I regard people who contribute kidneys to near strangers as residing in a special category of Ethics Hero, in the exemplary ethics category….maybe the exemplary exemplary ethics category.  Considering Don Bedwell, the first individual I learned about who  engaged in this extraordinary act of sacrifice, kindness, and compassion,  I began my 2005 post, “There are special and rare people whose ethical instincts are so pure and keen that they can make the rest of us feel inadequate.”  Bedwell, a traveling businessman, donated his kidney to a waitress who often served him at his favorite Cleveland restaurant when he was passing through the city on business. The second altruistic organ donor was East Haven, Connecticut  Mayor April Capone Almon, who gifted one of her kidneys  to a desperate constituent she barely knew.

Wisconsin police officer Lindsey Bittorf is the most recent example of this special breed of ethics hero.  She saw a Facebook post from a local mother pleading for someone to rescue might  her  8-year-old son, Jackson Arneson, who needed a kidney. The boy’s family and friends had been tested and none were a match. Bittorf didn’t know the child or the family, but got herself tested on a whim. Doctors told her she was an unusually good match,considering that she was not related to the boy.

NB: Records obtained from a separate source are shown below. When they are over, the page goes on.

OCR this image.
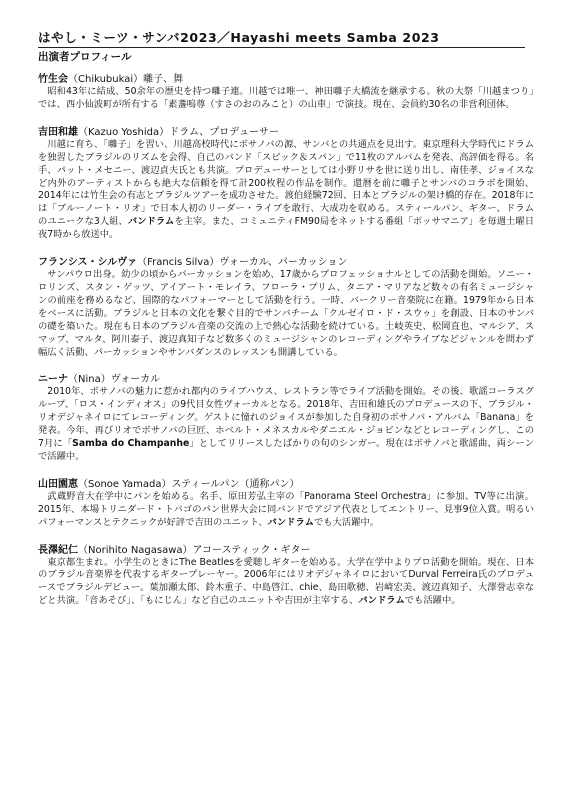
はやし・ミーツ・サンバ2023／Hayashi meets Samba 2023
出演者プロフィール

竹生会（Chikubukai）囃子、舞

昭和43年に結成、50余年の歴史を持つ囃子連。川越では唯一、神田囃子大橋流を継承する。秋の大祭「川越まつり」では、西小仙波町が所有する「素盞嗚尊（すさのおのみこと）の山車」で演技。現在、会員約30名の非営利団体。

吉田和雄（Kazuo Yoshida）ドラム、プロデューサー

川越に育ち、「囃子」を習い、川越高校時代にボサノバの源、サンバとの共通点を見出す。東京理科大学時代にドラムを独習したブラジルのリズムを会得、自己のバンド「スピック＆スパン」で11枚のアルバムを発表、高評価を得る。名手、パット・メセニー、渡辺貞夫氏とも共演。プロデューサーとしては小野リサを世に送り出し、南佳孝、ジョイスなど内外のアーティストからも絶大な信頼を得て計200枚程の作品を制作。還暦を前に囃子とサンバのコラボを開始、2014年には竹生会の有志とブラジルツアーを成功させた。渡伯経験72回、日本とブラジルの架け橋的存在。2018年には「ブルーノート・リオ」で日本人初のリーダー・ライブを敢行、大成功を収める。スティールパン、ギター、ドラムのユニークな3人組、バンドラムを主宰。また、コミュニティFM90局をネットする番組「ボッサマニア」を毎週土曜日夜7時から放送中。

フランシス・シルヴァ（Francis Silva）ヴォーカル、パーカッション

サンパウロ出身。幼少の頃からパーカッションを始め、17歳からプロフェッショナルとしての活動を開始。ソニー・ロリンズ、スタン・ゲッツ、アイアート・モレイラ、フローラ・プリム、タニア・マリアなど数々の有名ミュージシャンの前座を務めるなど、国際的なパフォーマーとして活動を行う。一時、バークリー音楽院に在籍。1979年から日本をベースに活動。ブラジルと日本の文化を繋ぐ目的でサンバチーム「クルゼイロ・ド・スウゥ」を創設、日本のサンバの礎を築いた。現在も日本のブラジル音楽の交流の上で熱心な活動を続けている。土岐英史、松岡直也、マルシア、スマップ、マルタ、阿川泰子、渡辺真知子など数多くのミュージシャンのレコーディングやライブなどジャンルを問わず幅広く活動、パーカッションやサンバダンスのレッスンも開講している。

ニーナ（Nina）ヴォーカル

2010年、ボサノバの魅力に惹かれ都内のライブハウス、レストラン等でライブ活動を開始。その後、歌謡コーラスグループ、「ロス・インディオス」の9代目女性ヴォーカルとなる。2018年、吉田和雄氏のプロデュースの下、ブラジル・リオデジャネイロにてレコーディング。ゲストに憧れのジョイスが参加した自身初のボサノバ・アルバム「Banana」を発表。今年、再びリオでボサノバの巨匠、ホベルト・メネスカルやダニエル・ジョビンなどとレコーディングし、この7月に「Samba do Champanhe」としてリリースしたばかりの旬のシンガー。現在はボサノバと歌謡曲、両シーンで活躍中。

山田園恵（Sonoe Yamada）スティールパン（通称パン）

武蔵野音大在学中にパンを始める。名手、原田芳弘主宰の「Panorama Steel Orchestra」に参加、TV等に出演。2015年、本場トリニダード・トバゴのパン世界大会に同バンドでアジア代表としてエントリー、見事9位入賞。明るいパフォーマンスとテクニックが好評で吉田のユニット、バンドラムでも大活躍中。

長澤紀仁（Norihito Nagasawa）アコースティック・ギター

東京都生まれ。小学生のときにThe Beatlesを愛聴しギターを始める。大学在学中よりプロ活動を開始。現在、日本のブラジル音楽界を代表するギタープレーヤー。2006年にはリオデジャネイロにおいてDurval Ferreira氏のプロデュースでブラジルデビュー。葉加瀬太郎、鈴木重子、中島啓江、chie、島田歌穂、岩崎宏美、渡辺真知子、大澤誉志幸などと共演。「音あそび」、「もにじん」など自己のユニットや吉田が主宰する、バンドラムでも活躍中。
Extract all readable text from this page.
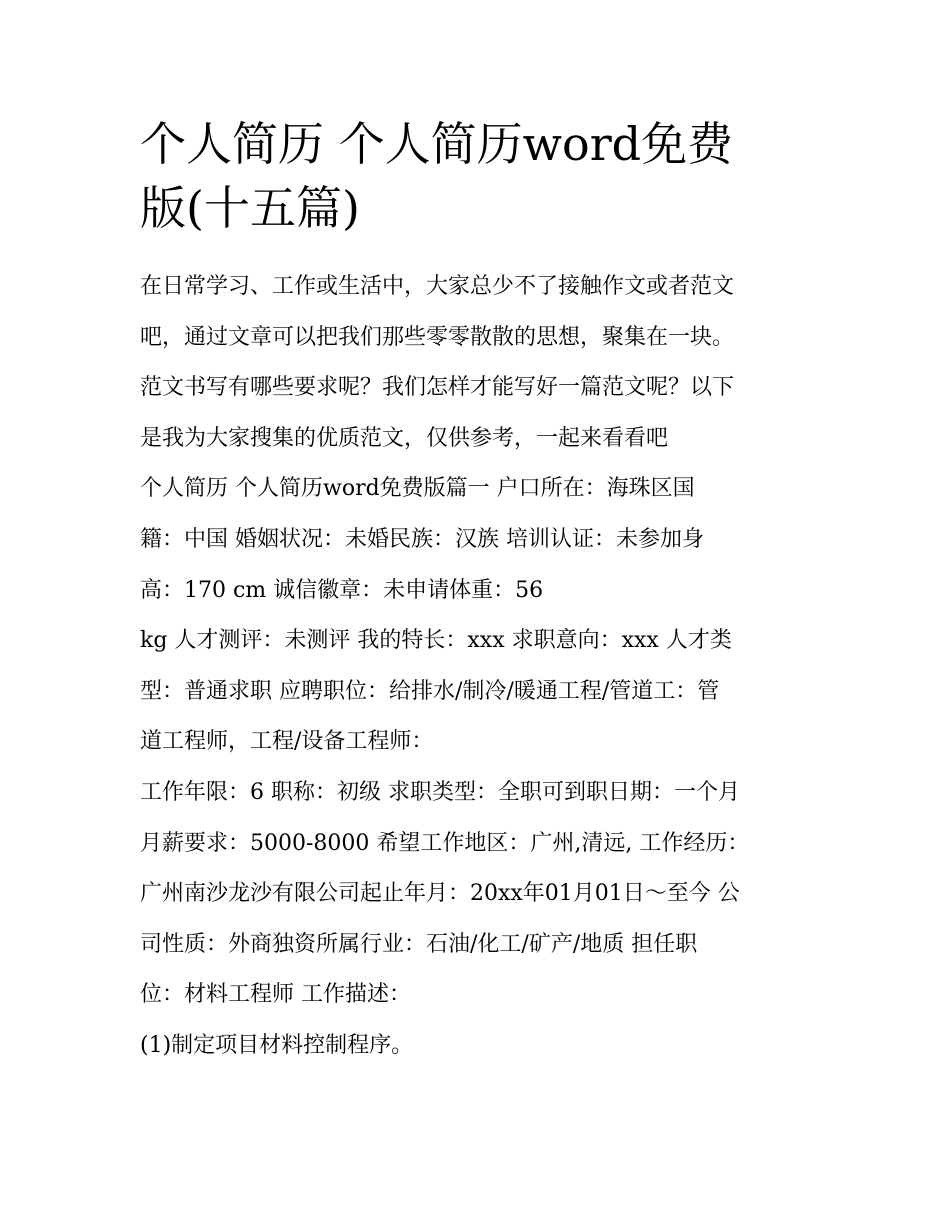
个人简历 个人简历word免费
版(十五篇)
在日常学习、工作或生活中，大家总少不了接触作文或者范文
吧，通过文章可以把我们那些零零散散的思想，聚集在一块。
范文书写有哪些要求呢？我们怎样才能写好一篇范文呢？以下
是我为大家搜集的优质范文，仅供参考，一起来看看吧
个人简历 个人简历word免费版篇一 户口所在：海珠区国
籍：中国 婚姻状况：未婚民族：汉族 培训认证：未参加身
高：170 cm 诚信徽章：未申请体重：56
kg 人才测评：未测评 我的特长：xxx 求职意向：xxx 人才类
型：普通求职 应聘职位：给排水/制冷/暖通工程/管道工：管
道工程师，工程/设备工程师：
工作年限：6 职称：初级 求职类型：全职可到职日期：一个月
月薪要求：5000-8000 希望工作地区：广州,清远, 工作经历：
广州南沙龙沙有限公司起止年月：20xx年01月01日～至今 公
司性质：外商独资所属行业：石油/化工/矿产/地质 担任职
位：材料工程师 工作描述：
(1)制定项目材料控制程序。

Last week, Bittorf  rang the doorbell at Jackson’s home to surprise his family with the good news,  ABC News reported. Jackson could have one of her healthy kidneys.The police officer told Jackson’s mom, Kristi Goll, that it was an “early Mother’s Day gift.”  That’s a bit better than flowers, you’ll have to admit.

The transplant surgery is scheduled for June 22.

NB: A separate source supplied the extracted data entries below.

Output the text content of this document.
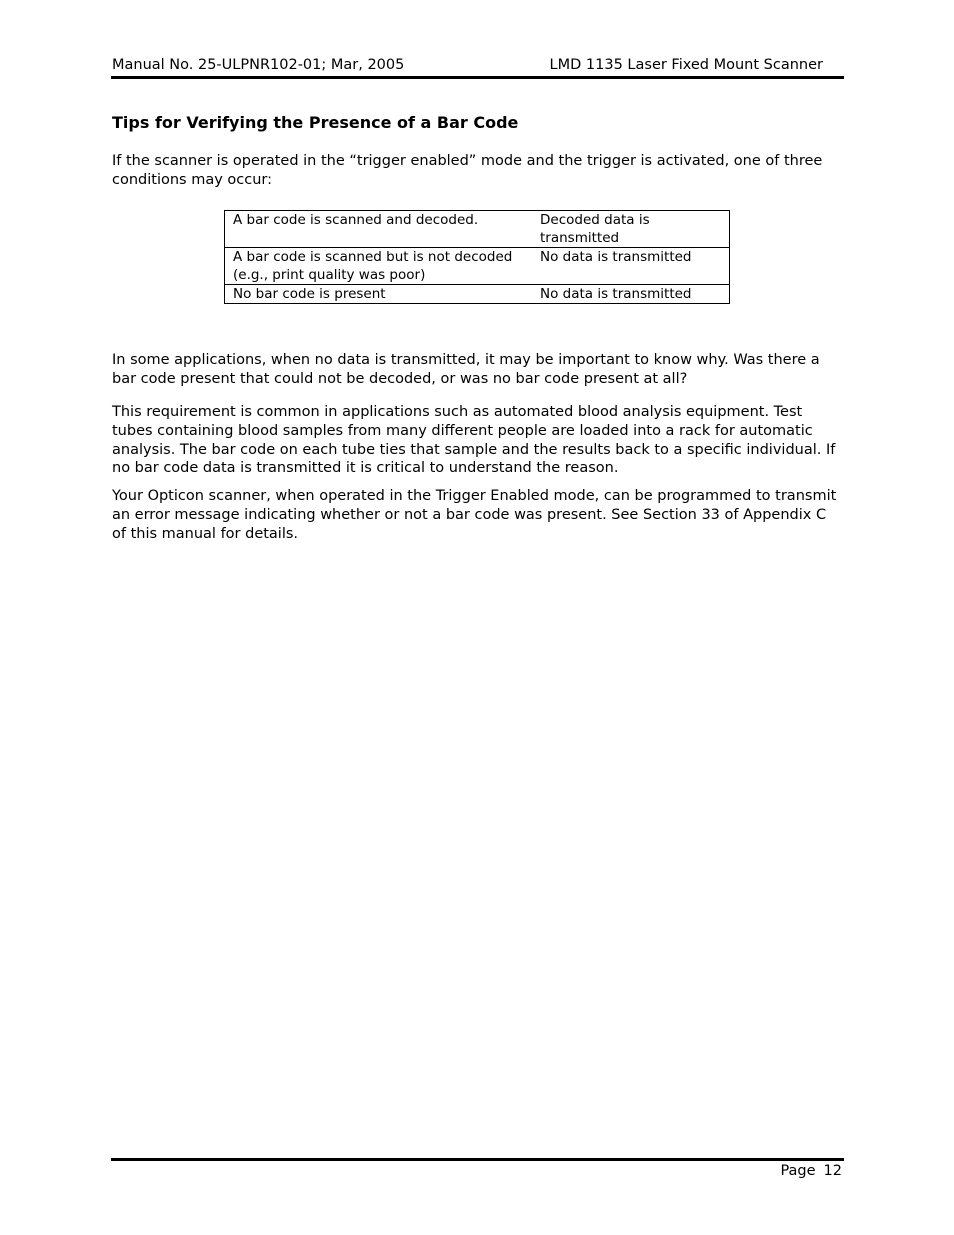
Manual No. 25-ULPNR102-01; Mar, 2005	LMD 1135 Laser Fixed Mount Scanner
Tips for Verifying the Presence of a Bar Code
If the scanner is operated in the “trigger enabled” mode and the trigger is activated, one of three conditions may occur:
A bar code is scanned and decoded.	Decoded data is transmitted
A bar code is scanned but is not decoded (e.g., print quality was poor)	No data is transmitted
No bar code is present	No data is transmitted
In some applications, when no data is transmitted, it may be important to know why. Was there a bar code present that could not be decoded, or was no bar code present at all?
This requirement is common in applications such as automated blood analysis equipment. Test tubes containing blood samples from many different people are loaded into a rack for automatic analysis. The bar code on each tube ties that sample and the results back to a specific individual. If no bar code data is transmitted it is critical to understand the reason.
Your Opticon scanner, when operated in the Trigger Enabled mode, can be programmed to transmit an error message indicating whether or not a bar code was present. See Section 33 of Appendix C of this manual for details.
Page 12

“I took an oath to serve and protect our community, and now my kidney’s going to serve and protect you,” she told Jackson, who was born with a kidney condition known as Posterior Urethral Valves.  Bittorf, who is also a mom, now says  “I would hope that someone would save my child’s life.”  This is, of course, the Golden Rule.

Like Bedwell and Almon before her, Lindsey Bittorf has given us all an inspiring, and challenging, ethics role model to follow.


Facts: Newser

7 thoughts on “Ethics Hero: Lindsey Bittorf

  1. This goes beyond being a good sameratln. Strangers that have they courage to do this are few and far between. With the massive shortage of donor organs, people can wait up to 10 years for a kidney if they don’t have a willing living donor. A personal note: I recently did a 5k walk for One Legacy which had about 10,000 people participate at Cal State Fullerton University. We raised quite a bit of money to increase the need for people to sign up to have your organs harvested at your death. Please consider doing this.

  2. How wonderful to read a story about a real ethics hero. Not a unpolitical stance for the sake of ethics, but a true example of ethics in its true meaning. Not just an ethics hero, but a true hero in every sense of the word.